Lincoln-Douglas debates of 1858
There was a series of seven debates between the Democrat senator Stephen A Douglas and Republican Abraham Lincoln held August-October during the 1858 race for Illinois State senator. The main agenda for the debates was the topic of slavery which was the hot button for the nation at that time. Lincoln was against the further expansion of slavery, believing it immoral, but held that it should not be banned in existing slave states; Douglas advocated each state’s right to choose whether to be a slave or free state.
The issues of states’ rights and the expansion of slavery brought about a question of how a territory could in fact have popular sovereignty in view of the Dred Scott Decision, which effectively made slavery legal in all territories? Douglas’s reply, that a territory could be a free territory by not establishing local slave’s codes, enraged his southern proslavery supporters and became known as the Freeport Doctrine. Lincoln accepted the Republican nomination to run for Senate and he challenged the incumbent Douglas to a series of debates.
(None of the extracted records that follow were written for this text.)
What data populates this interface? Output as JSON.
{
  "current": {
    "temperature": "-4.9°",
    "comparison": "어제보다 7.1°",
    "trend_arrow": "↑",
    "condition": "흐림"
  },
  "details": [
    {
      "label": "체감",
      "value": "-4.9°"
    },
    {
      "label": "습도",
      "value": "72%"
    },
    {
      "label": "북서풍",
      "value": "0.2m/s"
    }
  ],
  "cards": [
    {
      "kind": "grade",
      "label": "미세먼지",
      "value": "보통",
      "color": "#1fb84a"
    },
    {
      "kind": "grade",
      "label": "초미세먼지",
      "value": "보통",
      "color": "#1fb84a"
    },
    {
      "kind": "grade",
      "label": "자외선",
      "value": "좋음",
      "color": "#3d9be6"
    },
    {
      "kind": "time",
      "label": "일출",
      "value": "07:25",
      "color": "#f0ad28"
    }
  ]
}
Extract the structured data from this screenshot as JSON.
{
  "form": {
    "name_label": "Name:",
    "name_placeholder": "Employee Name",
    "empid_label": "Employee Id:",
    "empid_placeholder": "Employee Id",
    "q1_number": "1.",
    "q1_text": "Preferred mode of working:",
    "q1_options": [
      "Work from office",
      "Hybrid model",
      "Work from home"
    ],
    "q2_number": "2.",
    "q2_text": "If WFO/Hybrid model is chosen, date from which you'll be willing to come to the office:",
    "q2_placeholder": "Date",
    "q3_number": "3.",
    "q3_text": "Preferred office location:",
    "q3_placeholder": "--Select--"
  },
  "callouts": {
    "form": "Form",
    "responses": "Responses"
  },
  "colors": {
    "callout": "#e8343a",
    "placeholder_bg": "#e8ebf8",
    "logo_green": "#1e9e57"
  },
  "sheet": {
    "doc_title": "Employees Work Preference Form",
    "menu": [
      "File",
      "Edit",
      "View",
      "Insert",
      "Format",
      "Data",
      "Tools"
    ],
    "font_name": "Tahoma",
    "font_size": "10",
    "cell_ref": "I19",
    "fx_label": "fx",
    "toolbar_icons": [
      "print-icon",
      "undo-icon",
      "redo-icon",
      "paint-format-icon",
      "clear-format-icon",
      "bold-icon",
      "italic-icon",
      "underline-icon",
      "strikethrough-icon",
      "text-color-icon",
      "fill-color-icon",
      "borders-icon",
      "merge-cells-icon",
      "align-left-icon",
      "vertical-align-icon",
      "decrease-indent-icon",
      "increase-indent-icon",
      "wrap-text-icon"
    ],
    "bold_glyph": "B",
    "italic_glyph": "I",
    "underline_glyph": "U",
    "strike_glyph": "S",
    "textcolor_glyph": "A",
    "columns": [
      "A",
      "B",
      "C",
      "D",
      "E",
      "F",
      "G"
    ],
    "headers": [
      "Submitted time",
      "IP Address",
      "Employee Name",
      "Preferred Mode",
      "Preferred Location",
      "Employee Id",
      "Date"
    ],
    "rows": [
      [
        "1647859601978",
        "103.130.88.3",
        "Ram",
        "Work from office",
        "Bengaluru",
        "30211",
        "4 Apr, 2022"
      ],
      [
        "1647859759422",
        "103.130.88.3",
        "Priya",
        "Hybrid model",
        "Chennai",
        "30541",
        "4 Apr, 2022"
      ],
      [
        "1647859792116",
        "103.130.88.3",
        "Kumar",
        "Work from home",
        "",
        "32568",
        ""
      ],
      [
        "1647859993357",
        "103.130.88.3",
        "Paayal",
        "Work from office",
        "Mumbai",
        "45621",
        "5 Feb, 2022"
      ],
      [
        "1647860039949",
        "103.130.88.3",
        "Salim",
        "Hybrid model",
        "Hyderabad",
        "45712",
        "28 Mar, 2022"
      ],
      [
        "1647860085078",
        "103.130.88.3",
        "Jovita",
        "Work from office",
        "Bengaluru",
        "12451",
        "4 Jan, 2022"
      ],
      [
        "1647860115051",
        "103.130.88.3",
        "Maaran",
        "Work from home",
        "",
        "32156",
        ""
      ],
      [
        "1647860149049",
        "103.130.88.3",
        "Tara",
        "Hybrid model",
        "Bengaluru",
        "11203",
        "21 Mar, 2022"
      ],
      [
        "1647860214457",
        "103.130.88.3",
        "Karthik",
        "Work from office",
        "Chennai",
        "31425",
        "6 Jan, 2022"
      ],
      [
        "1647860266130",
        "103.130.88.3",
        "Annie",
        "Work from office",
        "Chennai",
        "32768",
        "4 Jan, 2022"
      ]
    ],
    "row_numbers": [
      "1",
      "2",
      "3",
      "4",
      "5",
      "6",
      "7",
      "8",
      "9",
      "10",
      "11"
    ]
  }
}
Each of the debates lasted three hours; the first candidate stated his case in the initial hour, the second spoke for an hour and a half, and the first speaker would reply in the last half hour of the debate. Spectators numbered from 6,000 to 15,000 on each occasion. Although Douglas won the election and served as senator of Illinois that term, the Freeport Doctrine eventually led to the split of the Democratic Party and his loss of the future presidential campaign to Lincoln, who had gained national recognition from the debates.
The question of the extension of slavery into the territories acquired from Mexico dominated the seven debates. The most notable exchange occurred at Freeport on August 27, 1858. There Lincoln attempted to exploit the weakness of the popular sovereignty doctrine which had been imposed by the Dred Scott decision and, in the process, put Douglas on the spot.